October is always an exciting month when the winners of the Scotiabank Giller Prize, The Man Booker Prize and Governor General’s Literary Awards are announced. Although there were three finalists for the Pulitzer Prize for fiction, no one was awarded the prize for 2012 – something that has not occurred since 1977. There is no doubt some of the nominees, finalists and award winners will end up on our to-read shelves! Here’s what we are reading….
Susan Wortzman – “ Canada”, by Richard Ford. As a fan of Ford’s earlier novels, I am happy to say that this one does not disappoint. Although my reading time has slowed down, this story of twin teenagers whose parents are arrested for bank robbery has been suspenseful throughout. When the son Dell is shipped off to Canada, his life moves to the prairies, where references to Winnipeg schools and other things Canadian are chillingly familiar.
Susan Nickle – “Paris to the Moon” by Adam Gopnik, because I love all things Paris. It is about Adam Gopnik’s move with his wife and infant son to Paris in 1995. Gopnik is a writer for the New Yorker. This book mixes tales of parenthood with the sights and experiences of Paris, along with the trials and tribulations of assimilating to a new life in a new city.
Chuck Rothman – I’m reading the first book in the alternate history series that I started this past summer (I discovered I was reading them out of order). The series is based on the premise that the south won the U.S. Civil War and formed their own country. The first book in the series, entitled “How Few Remain”, takes place in 1881, and deals with the USA (the north) fighting another war with the CSA (the south). It’s intriguing, not the least because a lot of the battles between the states introduce modern warfare tactics that really didn’t appear on the scene until World War One (like trench warfare, massed machine guns, artillery barrages, etc.). The politics, especially with the European countries, reflect the real situation at the end of the 19th century, much of which lead directly to the First World War. This is the second series I’ve read from Harry Turtledove, and although the book is classed as a sub-genre of science fiction (because it’s an alternate history), it is much more a commentary on the actual state of the world in the latter half of the 19th century. I highly recommend this to any student of history.

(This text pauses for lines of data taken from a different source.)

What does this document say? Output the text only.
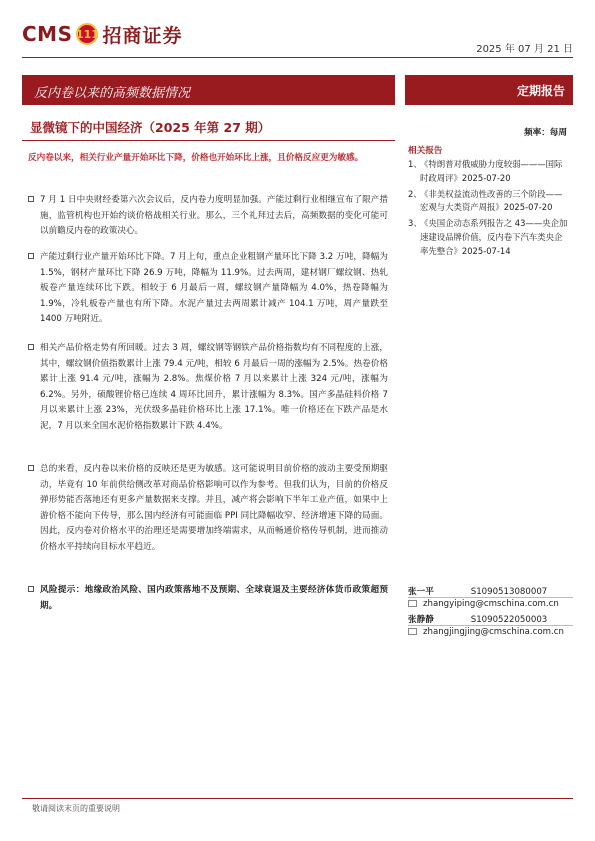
CMS 111 招商证券
2025 年 07 月 21 日
反内卷以来的高频数据情况	定期报告
显微镜下的中国经济（2025 年第 27 期）
反内卷以来，相关行业产量开始环比下降，价格也开始环比上涨，且价格反应更为敏感。
7 月 1 日中央财经委第六次会议后，反内卷力度明显加强。产能过剩行业相继宣布了限产措施，监管机构也开始约谈价格战相关行业。那么，三个礼拜过去后，高频数据的变化可能可以前瞻反内卷的政策决心。
产能过剩行业产量开始环比下降。7 月上旬，重点企业粗钢产量环比下降 3.2 万吨，降幅为 1.5%，钢材产量环比下降 26.9 万吨，降幅为 11.9%。过去两周，建材钢厂螺纹钢、热轧板卷产量连续环比下跌。相较于 6 月最后一周，螺纹钢产量降幅为 4.0%，热卷降幅为 1.9%，冷轧板卷产量也有所下降。水泥产量过去两周累计减产 104.1 万吨，周产量跌至 1400 万吨附近。
相关产品价格走势有所回暖。过去 3 周，螺纹钢等钢铁产品价格指数均有不同程度的上涨，其中，螺纹钢价值指数累计上涨 79.4 元/吨，相较 6 月最后一周的涨幅为 2.5%。热卷价格累计上涨 91.4 元/吨，涨幅为 2.8%。焦煤价格 7 月以来累计上涨 324 元/吨，涨幅为 6.2%。另外，硕酸锂价格已连续 4 周环比回升，累计涨幅为 8.3%。国产多晶硅料价格 7 月以来累计上涨 23%，光伏级多晶硅价格环比上涨 17.1%。唯一价格还在下跌产品是水泥，7 月以来全国水泥价格指数累计下跌 4.4%。
总的来看，反内卷以来价格的反映还是更为敏感。这可能说明目前价格的波动主要受预期驱动，毕竟有 10 年前供给侧改革对商品价格影响可以作为参考。但我们认为，目前的价格反弹形势能否落地还有更多产量数据来支撑。并且，减产将会影响下半年工业产值，如果中上游价格不能向下传导，那么国内经济有可能面临 PPI 同比降幅收窄、经济增速下降的局面。因此，反内卷对价格水平的治理还是需要增加终端需求，从而畅通价格传导机制，进而推动价格水平持续向目标水平趋近。
风险提示：地缘政治风险、国内政策落地不及预期、全球衰退及主要经济体货币政策超预期。
频率：每周
相关报告
1、
《特朗普对俄威胁力度较弱———国际时政周评》2025-07-20
2、
《非美权益流动性改善的三个阶段——宏观与大类资产周报》2025-07-20
3、
《央国企动态系列报告之 43——央企加速建设品牌价值，反内卷下汽车类央企率先整合》2025-07-14
张一平	S1090513080007
zhangyiping@cmschina.com.cn
张静静	S1090522050003
zhangjingjing@cmschina.com.cn
敬请阅读末页的重要说明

Rachael Chadwick – I just finished “The Perks of Being a Wallflower” by Stephen Chbosky, a book written in staccato style in the form of letters to a ‘friend’. While intended for Young Adults, I have moved the book further to the back of the bookshelf hoping my son doesn’t notice it for another couple of years. Reading the reviews for this book is quite interesting due to the diverse opinions about the style and content of the book. Now I’m starting “Ru” by Kim Thuy, which won The Governor General’s Literary Award for Fiction among numerous other awards.
Christine Quinlan – I’m reading “A Game of Thrones” by George R. R. Martin, the first book of five, with another two expected to be released in the coming years. I picked up this book because I’ve been enjoying HBO’s “Game of Thrones”, a TV series based on the books. As in most cases, I’m loving the book even more! It tells a fascinating and well-rounded story by presenting each chapter from a different character’s perspective.